COMPOSITION DE LA COUR LORS DU DÉLIBÉRÉ :
Monsieur Joël BOYER, Président
Mme Anne-Claire ALMUNEAU, Conseiller
Mme Jacqueline FAURE, Conseiller
GREFFIER :
Mme Véronique LAURENT-VICAL, Greffier, lors des débats et du prononcé de la décision
DÉBATS :
à l’audience publique du 04 Décembre 2017, où l’affaire a été mise en délibéré au 25 Janvier 2018
Les parties ont été avisées que l’arrêt sera prononcé par sa mise à disposition au greffe de la cour d’appel ;
ARRÊT :
Arrêt contradictoire, prononcé et signé par Monsieur Joël BOYER, Président, publiquement, le 25 Janvier 2018, par mise à disposition au greffe de la Cour
M. Y-Z X est membre de l’Olympique Badminton Club de Nîmes (OBC dans la suite de la décision), association relevant de la loi de 1901 dont les statuts, adoptés le 11 juin 2015, limitent l’adhésion à une durée d’un an, sans prévoir de renouvellement tacite.

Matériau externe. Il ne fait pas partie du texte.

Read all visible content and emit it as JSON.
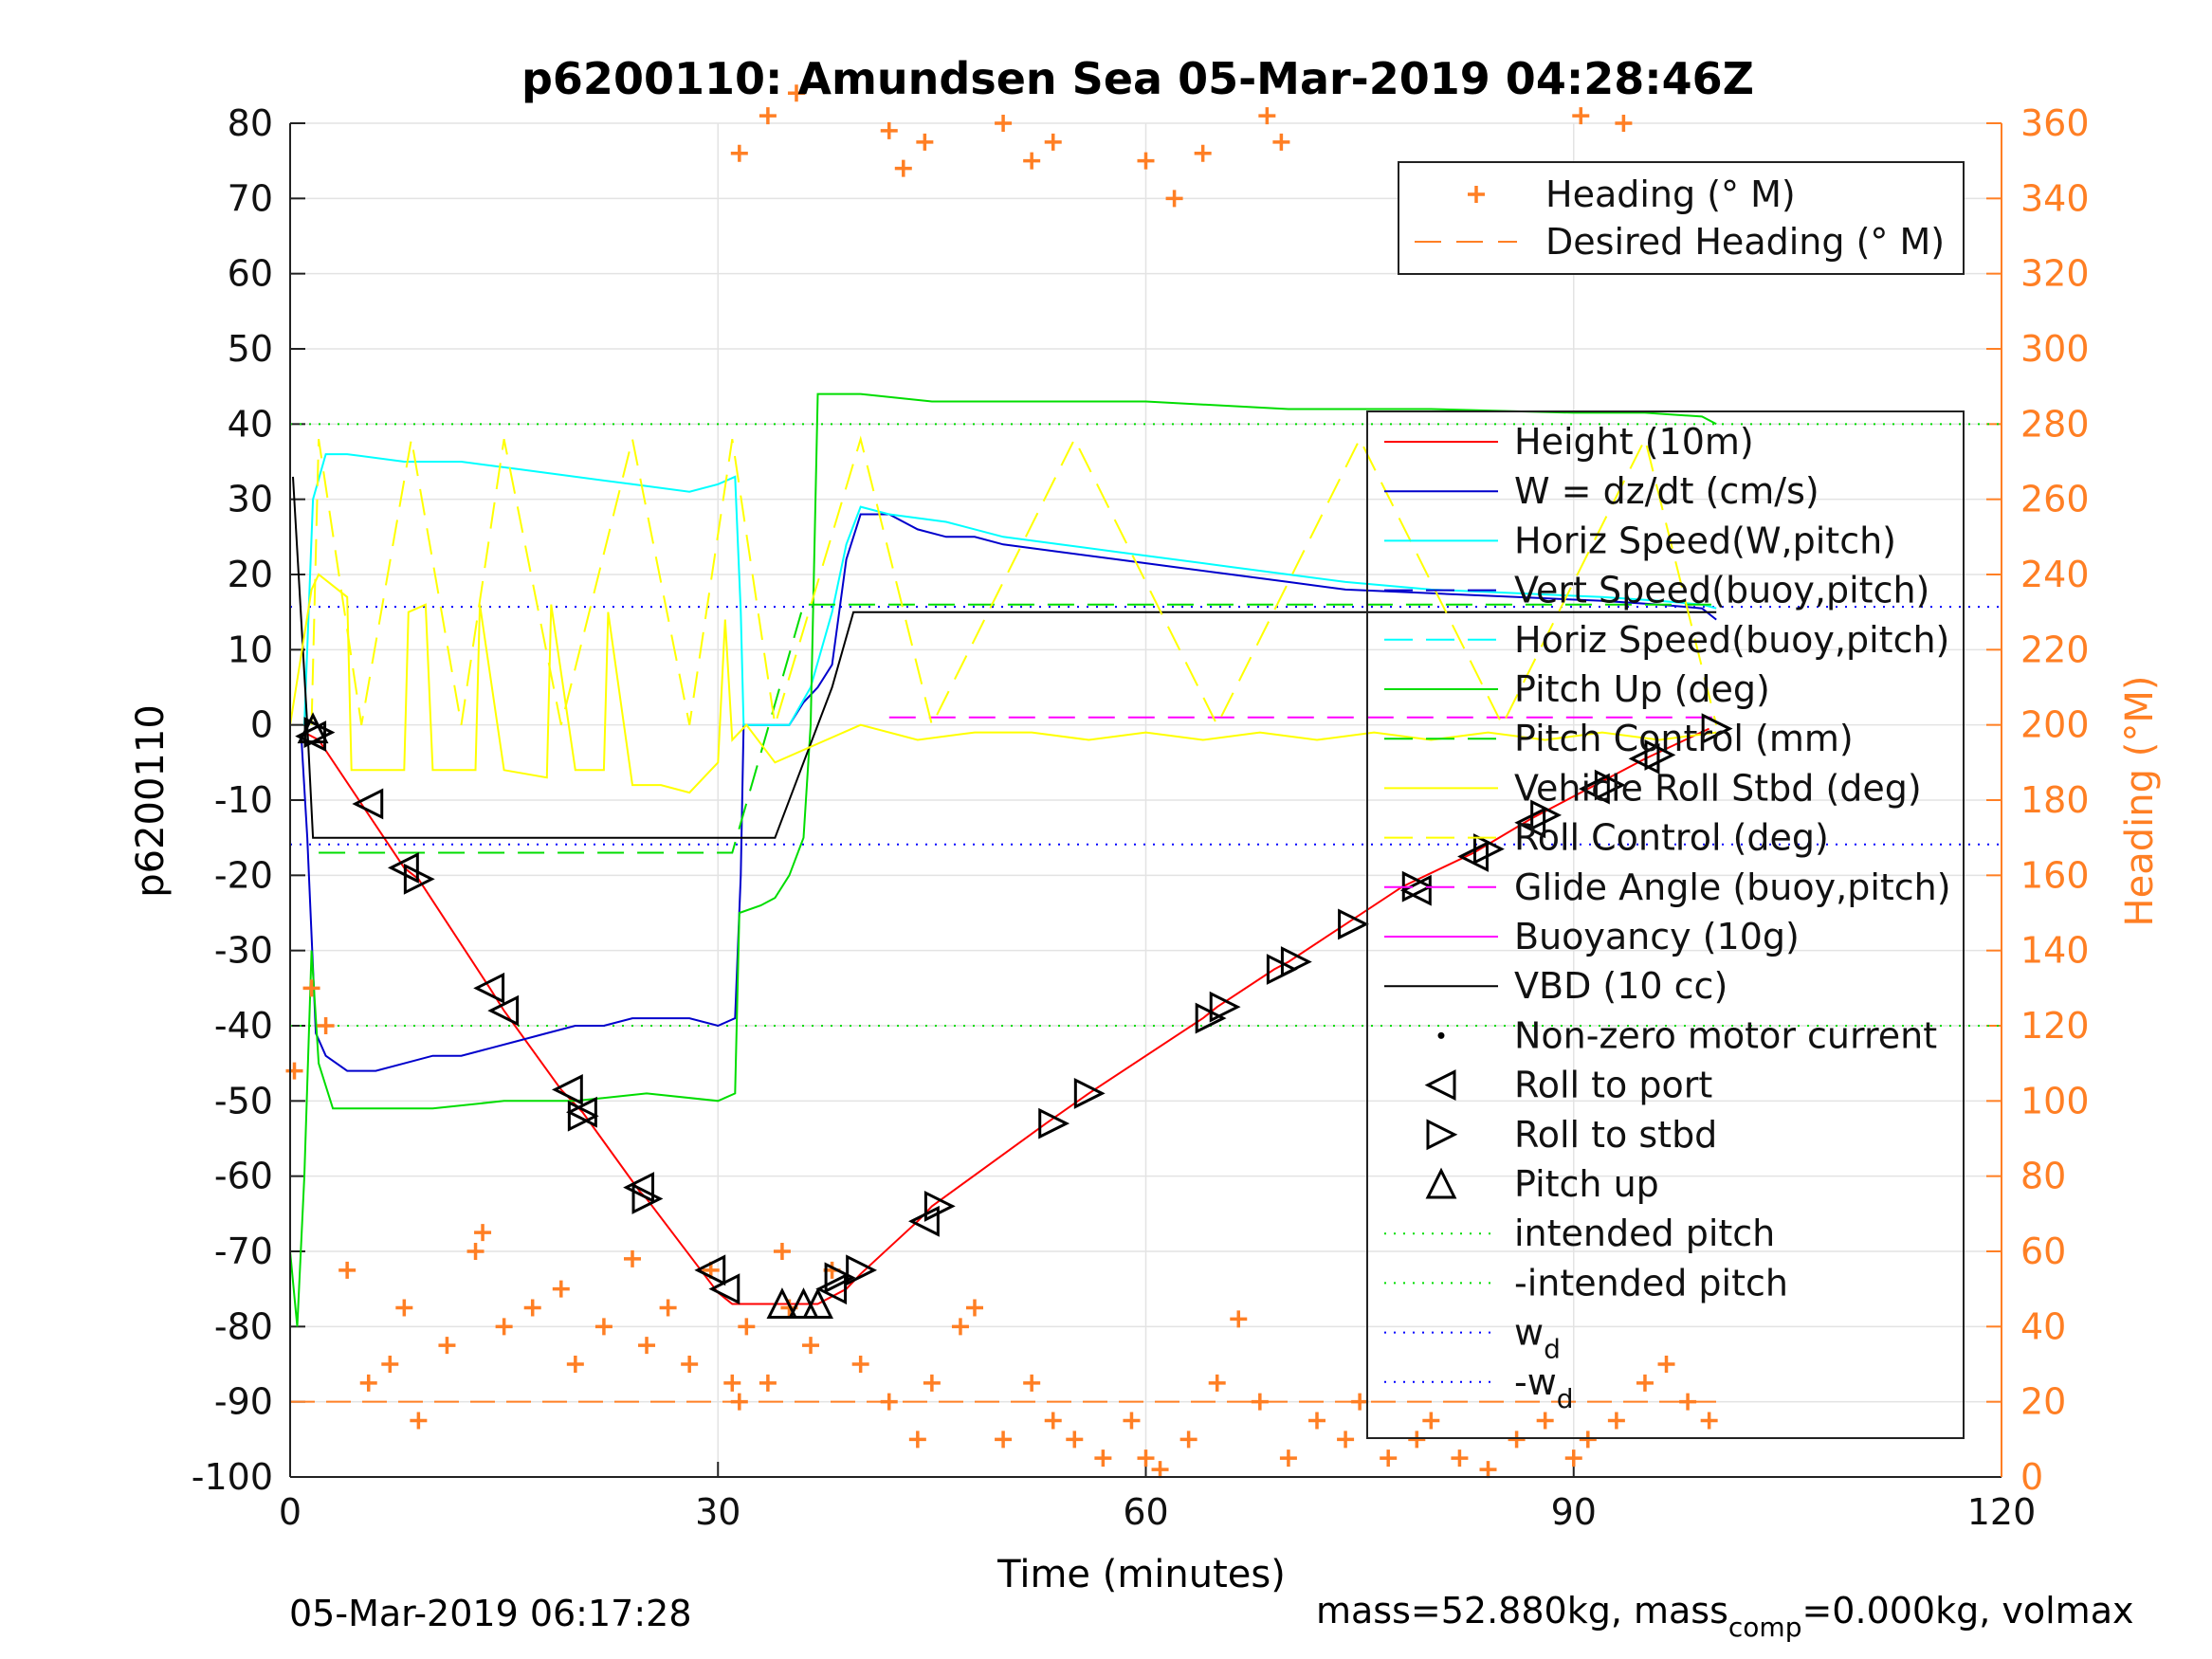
{
  "chart_data": {
    "type": "line",
    "title": "p6200110: Amundsen Sea 05-Mar-2019 04:28:46Z",
    "xlabel": "Time (minutes)",
    "ylabel": "p6200110",
    "y2label": "Heading (°M)",
    "xlim": [
      0,
      120
    ],
    "ylim": [
      -100,
      80
    ],
    "y2lim": [
      0,
      360
    ],
    "xticks": [
      "0",
      "30",
      "60",
      "90",
      "120"
    ],
    "yticks": [
      "80",
      "70",
      "60",
      "50",
      "40",
      "30",
      "20",
      "10",
      "0",
      "-10",
      "-20",
      "-30",
      "-40",
      "-50",
      "-60",
      "-70",
      "-80",
      "-90",
      "-100"
    ],
    "y2ticks": [
      "360",
      "340",
      "320",
      "300",
      "280",
      "260",
      "240",
      "220",
      "200",
      "180",
      "160",
      "140",
      "120",
      "100",
      "80",
      "60",
      "40",
      "20",
      "0"
    ],
    "grid": true,
    "footer_left": "05-Mar-2019 06:17:28",
    "footer_right": {
      "part1": "mass=52.880kg, mass",
      "sub": "comp",
      "part2": "=0.000kg, volmax"
    },
    "heading_legend": {
      "placement": "top-right",
      "entries": [
        {
          "label": "Heading (° M)",
          "color": "#ff7f24",
          "style": "plus"
        },
        {
          "label": "Desired Heading (° M)",
          "color": "#ff7f24",
          "style": "dash"
        }
      ]
    },
    "main_legend": {
      "placement": "right",
      "entries": [
        {
          "label": "Height (10m)",
          "color": "#ff0000",
          "style": "line"
        },
        {
          "label": "W = dz/dt (cm/s)",
          "color": "#0000cc",
          "style": "line"
        },
        {
          "label": "Horiz Speed(W,pitch)",
          "color": "#00ffff",
          "style": "line"
        },
        {
          "label": "Vert Speed(buoy,pitch)",
          "color": "#0000cc",
          "style": "dash"
        },
        {
          "label": "Horiz Speed(buoy,pitch)",
          "color": "#00ffff",
          "style": "dash"
        },
        {
          "label": "Pitch Up (deg)",
          "color": "#00dd00",
          "style": "line"
        },
        {
          "label": "Pitch Control (mm)",
          "color": "#00dd00",
          "style": "dash"
        },
        {
          "label": "Vehicle Roll Stbd (deg)",
          "color": "#ffff00",
          "style": "line"
        },
        {
          "label": "Roll Control (deg)",
          "color": "#ffff00",
          "style": "dash"
        },
        {
          "label": "Glide Angle (buoy,pitch)",
          "color": "#ff00ff",
          "style": "dash"
        },
        {
          "label": "Buoyancy (10g)",
          "color": "#ff00ff",
          "style": "line"
        },
        {
          "label": "VBD (10 cc)",
          "color": "#000000",
          "style": "line"
        },
        {
          "label": "Non-zero motor current",
          "color": "#000000",
          "style": "dot"
        },
        {
          "label": "Roll to port",
          "color": "#000000",
          "style": "tri-left"
        },
        {
          "label": "Roll to stbd",
          "color": "#000000",
          "style": "tri-right"
        },
        {
          "label": "Pitch up",
          "color": "#000000",
          "style": "tri-up"
        },
        {
          "label": "intended pitch",
          "color": "#00dd00",
          "style": "dot-line"
        },
        {
          "label": "-intended pitch",
          "color": "#00dd00",
          "style": "dot-line"
        },
        {
          "label": "w",
          "sub": "d",
          "color": "#0000ff",
          "style": "dot-line"
        },
        {
          "label": "-w",
          "sub": "d",
          "color": "#0000ff",
          "style": "dot-line"
        }
      ]
    },
    "reference_lines": [
      {
        "name": "intended pitch",
        "y": 40,
        "color": "#00dd00"
      },
      {
        "name": "-intended pitch",
        "y": -40,
        "color": "#00dd00"
      },
      {
        "name": "w_d",
        "y": 15.7,
        "color": "#0000ff"
      },
      {
        "name": "-w_d",
        "y": -15.9,
        "color": "#0000ff"
      }
    ],
    "series": [
      {
        "name": "Height (10m)",
        "color": "#ff0000",
        "x": [
          1.0,
          2,
          5,
          8,
          9,
          14,
          15,
          19,
          20.5,
          24.5,
          25,
          29,
          30,
          31,
          35,
          37,
          39,
          40,
          44,
          45,
          53,
          56,
          64,
          65,
          69,
          70,
          74,
          78,
          83,
          87,
          91,
          95,
          99.5
        ],
        "y": [
          -1,
          -2,
          -10.5,
          -19,
          -20.5,
          -35,
          -38,
          -48.5,
          -51.5,
          -62,
          -63,
          -73,
          -75.5,
          -77,
          -77,
          -77,
          -75,
          -73,
          -66,
          -64,
          -53,
          -49,
          -39,
          -37.5,
          -32.5,
          -31.5,
          -26.5,
          -21.5,
          -17,
          -12.5,
          -8.5,
          -4.5,
          -0.5
        ]
      },
      {
        "name": "W = dz/dt (cm/s)",
        "color": "#0000cc",
        "x": [
          0.8,
          1.2,
          1.8,
          2.5,
          4,
          6,
          8,
          10,
          12,
          14,
          16,
          18,
          20,
          22,
          24,
          26,
          28,
          30,
          31.2,
          31.6,
          31.8,
          33,
          35,
          36,
          37,
          38,
          39,
          40,
          42,
          44,
          46,
          48,
          50,
          54,
          58,
          62,
          66,
          70,
          74,
          80,
          86,
          92,
          96,
          99,
          100
        ],
        "y": [
          -2,
          -15,
          -41,
          -44,
          -46,
          -46,
          -45,
          -44,
          -44,
          -43,
          -42,
          -41,
          -40,
          -40,
          -39,
          -39,
          -39,
          -40,
          -39,
          -20,
          0,
          0,
          0,
          3,
          5,
          8,
          22,
          28,
          28,
          26,
          25,
          25,
          24,
          23,
          22,
          21,
          20,
          19,
          18,
          17.5,
          17,
          16.5,
          16,
          15.5,
          14
        ]
      },
      {
        "name": "Horiz Speed(W,pitch)",
        "color": "#00ffff",
        "x": [
          1.0,
          1.6,
          2.5,
          4,
          8,
          12,
          16,
          20,
          24,
          28,
          30,
          31.2,
          31.6,
          31.8,
          33,
          35,
          36.5,
          38,
          39,
          40,
          42,
          46,
          50,
          54,
          58,
          62,
          66,
          70,
          74,
          80,
          86,
          92,
          96,
          99,
          100
        ],
        "y": [
          0,
          30,
          36,
          36,
          35,
          35,
          34,
          33,
          32,
          31,
          32,
          33,
          15,
          0,
          0,
          0,
          5,
          15,
          24,
          29,
          28,
          27,
          25,
          24,
          23,
          22,
          21,
          20,
          19,
          18,
          17.5,
          17,
          16.5,
          16,
          15.5
        ]
      },
      {
        "name": "Pitch Up (deg)",
        "color": "#00dd00",
        "x": [
          0.0,
          0.5,
          1.0,
          1.5,
          2.0,
          3,
          5,
          10,
          15,
          20,
          25,
          30,
          31.2,
          31.5,
          33,
          34,
          35,
          36,
          36.5,
          37,
          38,
          40,
          45,
          50,
          60,
          70,
          80,
          90,
          95,
          99,
          100
        ],
        "y": [
          -70,
          -80,
          -60,
          -30,
          -45,
          -51,
          -51,
          -51,
          -50,
          -50,
          -49,
          -50,
          -49,
          -25,
          -24,
          -23,
          -20,
          -15,
          0,
          44,
          44,
          44,
          43,
          43,
          43,
          42,
          42,
          41.5,
          41.5,
          41,
          40
        ]
      },
      {
        "name": "Pitch Control (mm)",
        "color": "#00dd00",
        "style": "dash",
        "x": [
          2,
          31,
          36,
          100
        ],
        "y": [
          -17,
          -17,
          16,
          16
        ]
      },
      {
        "name": "VBD (10 cc)",
        "color": "#000000",
        "x": [
          0.2,
          1.2,
          1.6,
          34,
          36,
          38,
          39.5,
          100
        ],
        "y": [
          33,
          0,
          -15,
          -15,
          -5,
          5,
          15,
          15
        ]
      },
      {
        "name": "Glide Angle (buoy,pitch)",
        "color": "#ff00ff",
        "style": "dash",
        "x": [
          42,
          100
        ],
        "y": [
          1,
          1
        ]
      },
      {
        "name": "Vehicle Roll Stbd (deg)",
        "color": "#ffff00",
        "x": [
          0,
          1.5,
          2,
          4,
          4.3,
          6,
          8,
          8.3,
          9.5,
          10,
          13,
          13.3,
          15,
          18,
          18.3,
          20,
          22,
          22.3,
          24,
          26,
          28,
          30,
          30.5,
          31,
          32,
          34,
          40,
          44,
          48,
          52,
          56,
          60,
          64,
          68,
          72,
          76,
          80,
          84,
          88,
          92,
          96,
          100
        ],
        "y": [
          0,
          18,
          20,
          17,
          -6,
          -6,
          -6,
          15,
          16,
          -6,
          -6,
          16,
          -6,
          -7,
          16,
          -6,
          -6,
          15,
          -8,
          -8,
          -9,
          -5,
          14,
          -2,
          0,
          -5,
          0,
          -2,
          -1,
          -1,
          -2,
          -1,
          -2,
          -1,
          -2,
          -1,
          -2,
          -1,
          -2,
          -1,
          -2,
          -1
        ]
      },
      {
        "name": "Roll Control (deg)",
        "color": "#ffff00",
        "style": "dash",
        "x": [
          1.5,
          2,
          5,
          8.5,
          12,
          15,
          19,
          24,
          28,
          31,
          34,
          40,
          45,
          55,
          65,
          75,
          85,
          95,
          100
        ],
        "y": [
          0,
          38,
          0,
          38,
          0,
          38,
          0,
          38,
          0,
          38,
          0,
          38,
          0,
          38,
          0,
          38,
          0,
          38,
          0
        ]
      },
      {
        "name": "Heading (° M)",
        "axis": "y2",
        "color": "#ff7f24",
        "style": "plus",
        "x": [
          0.3,
          1.5,
          2.5,
          4,
          5.5,
          7,
          8,
          9,
          11,
          13,
          13.5,
          15,
          17,
          19,
          20,
          22,
          24,
          25,
          26.5,
          28,
          29.5,
          31,
          31.5,
          32,
          33.5,
          34.5,
          35,
          36.5,
          38,
          40,
          42,
          44,
          45,
          47,
          48,
          50,
          52,
          53.5,
          55,
          57,
          59,
          60,
          61,
          63,
          65,
          66.5,
          68,
          70,
          72,
          74,
          75,
          77,
          79,
          80,
          82,
          84,
          86,
          88,
          90,
          91,
          93,
          95,
          96.5,
          98,
          99.5,
          31.5,
          33.5,
          35.5,
          42,
          43,
          44.5,
          50,
          52,
          53.5,
          60,
          62,
          64,
          68.5,
          69.5,
          90.5,
          93.5
        ],
        "y": [
          108,
          130,
          120,
          55,
          25,
          30,
          45,
          15,
          35,
          60,
          65,
          40,
          45,
          50,
          30,
          40,
          58,
          35,
          45,
          30,
          55,
          25,
          20,
          40,
          25,
          60,
          45,
          35,
          55,
          30,
          20,
          10,
          25,
          40,
          45,
          10,
          25,
          15,
          10,
          5,
          15,
          5,
          2,
          10,
          25,
          42,
          20,
          5,
          15,
          10,
          20,
          5,
          10,
          15,
          5,
          2,
          10,
          15,
          5,
          10,
          15,
          25,
          30,
          20,
          15,
          352,
          362,
          368,
          358,
          348,
          355,
          360,
          350,
          355,
          350,
          340,
          352,
          362,
          355,
          362,
          360
        ]
      }
    ],
    "markers": {
      "roll_to_port": [
        [
          5.5,
          -10.5
        ],
        [
          8,
          -19
        ],
        [
          14,
          -35
        ],
        [
          15,
          -38
        ],
        [
          19.5,
          -48.5
        ],
        [
          20.5,
          -51.5
        ],
        [
          24.5,
          -61.5
        ],
        [
          29.5,
          -72.5
        ],
        [
          30.5,
          -75
        ],
        [
          38,
          -75
        ],
        [
          44.5,
          -66
        ],
        [
          79,
          -22
        ],
        [
          83,
          -17.5
        ],
        [
          87,
          -13
        ],
        [
          91.5,
          -8.5
        ],
        [
          95,
          -4.5
        ],
        [
          1.5,
          -1.5
        ]
      ],
      "roll_to_stbd": [
        [
          9,
          -20.5
        ],
        [
          20.5,
          -52
        ],
        [
          25,
          -63
        ],
        [
          38.5,
          -73.5
        ],
        [
          40,
          -72.5
        ],
        [
          45.5,
          -64
        ],
        [
          53.5,
          -53
        ],
        [
          56,
          -49
        ],
        [
          64.5,
          -39
        ],
        [
          65.5,
          -37.5
        ],
        [
          69.5,
          -32.5
        ],
        [
          70.5,
          -31.5
        ],
        [
          74.5,
          -26.5
        ],
        [
          79,
          -21.5
        ],
        [
          84,
          -16.5
        ],
        [
          88,
          -12
        ],
        [
          92.5,
          -8
        ],
        [
          96,
          -4
        ],
        [
          100,
          -0.5
        ],
        [
          2,
          -1
        ]
      ],
      "pitch_up": [
        [
          34.5,
          -77
        ],
        [
          36,
          -77
        ],
        [
          37,
          -77
        ],
        [
          1.6,
          -0.5
        ]
      ]
    }
  }
}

La demande de renouvellement d’adhésion présentée par M. X pour la saison 2015/2016 a été refusée par courrier du 20 septembre 2015 au motif que M. X était déjà licencié dans un autre club du Gard.
Après une vaine tentative de résolution du litige à l’amiable, M. X a fait assigner l’association OBC par acte du 4 février 2016 devant le tribunal d’instance de Nîmes en sollicitant sa réintégration et réparation de ses préjudices.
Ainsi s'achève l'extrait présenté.